Bespoke’s Morning Lineup – 3/14/24 – 50 Down, 200 to Go
See what’s driving market performance around the world in today’s Morning Lineup. Bespoke’s Morning Lineup is the best way to start your trading day. Read it now by starting a two-week trial to Bespoke Premium. CLICK HERE to learn more and start your trial.
“If you can’t explain it to a six-year old, you don’t understand it yourself.” – Albert Einstein
Below is a snippet of commentary from today’s Morning Lineup. Start a two-week trial to Bespoke Premium to view the full report.
With some important economic data ahead (PPI, Retail Sales, and Jobless Claims), futures have been rallying this morning. Some of the positive air has been let out of the balloon, though, as the data was, for the most part, disappointing. We’ll start with the good news. Both Initial and Continuing Jobless Claims were better than expected. On the downside, Retail Sales rose less than expected across the board, and to make matters worse, January’s reading was also revised lower. PPI was also disappointing relative to expectations as the headline reading came in at double expectations (0.6% m/m vs 0.3% forecast). Core PPI was closer to expectations at 0.3% vs forecasts for an increase of 0.2%. As mentioned, even with the disappointing data, futures remain firmly in positive territory. As mentioned following the hotter-than-expected CPI earlier this week, while the inflation data was a disappointment, the commencement of rate cuts may be pushed out, but rate hikes still aren’t part of the conversation.

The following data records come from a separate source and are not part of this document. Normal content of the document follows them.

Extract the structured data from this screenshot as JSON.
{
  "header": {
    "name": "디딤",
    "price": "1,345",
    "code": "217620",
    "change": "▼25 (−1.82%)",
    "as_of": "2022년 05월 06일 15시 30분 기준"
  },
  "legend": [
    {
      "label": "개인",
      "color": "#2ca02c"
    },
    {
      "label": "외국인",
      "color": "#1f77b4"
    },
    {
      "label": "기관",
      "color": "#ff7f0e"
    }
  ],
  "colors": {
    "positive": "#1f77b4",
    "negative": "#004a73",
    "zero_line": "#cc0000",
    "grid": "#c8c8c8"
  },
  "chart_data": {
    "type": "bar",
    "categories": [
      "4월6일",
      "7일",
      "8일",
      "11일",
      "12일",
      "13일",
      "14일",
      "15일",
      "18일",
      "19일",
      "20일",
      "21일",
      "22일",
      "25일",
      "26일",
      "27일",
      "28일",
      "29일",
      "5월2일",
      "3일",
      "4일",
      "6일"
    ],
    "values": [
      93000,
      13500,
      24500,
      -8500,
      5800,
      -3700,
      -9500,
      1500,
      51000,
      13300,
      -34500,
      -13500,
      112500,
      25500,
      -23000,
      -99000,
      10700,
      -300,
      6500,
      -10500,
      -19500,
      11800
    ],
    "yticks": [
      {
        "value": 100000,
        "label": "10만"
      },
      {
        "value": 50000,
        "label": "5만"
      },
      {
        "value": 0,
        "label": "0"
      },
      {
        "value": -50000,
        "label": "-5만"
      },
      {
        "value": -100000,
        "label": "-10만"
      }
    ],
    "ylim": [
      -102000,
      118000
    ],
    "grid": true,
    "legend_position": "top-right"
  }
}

Yesterday was the 50th trading day of the year, and although the S&P 500 finished down for the day, there have still been 17 record closing highs so far this year. As shown in the chart below, this year’s total in the first 50 trading days of the year represents the most since 1998 when there were 20. This year is also just the fifth time since 1953 (when was the first full year of the five-trading day week in its current form) that 30% or more of a year’s first 50 trading days had record closing highs. Of the four prior years shown, the S&P 500 finished the year higher three times with the only exception being the 14.8% decline in 1987.
While 15 or more record closing highs in the first 50 trading days of a year is uncommon, for all 50-day periods it has been more common. The chart below shows the number of record closing highs over all 50 trading day periods since 1953. Looking at it this way, there have been plenty of other periods where there have been as many or much more record-closing highs over a 50-trading day span. Just as recently as September 2021, there were 25 in 50 days.
In terms of performance going forward, looking back at history, short-term market returns have tended to be below average in the week and month after similar periods where there were 15 or more record closing highs over 50 days, but six and twelve months later, average returns were pretty much the same whether there were 15 or more or less than 15.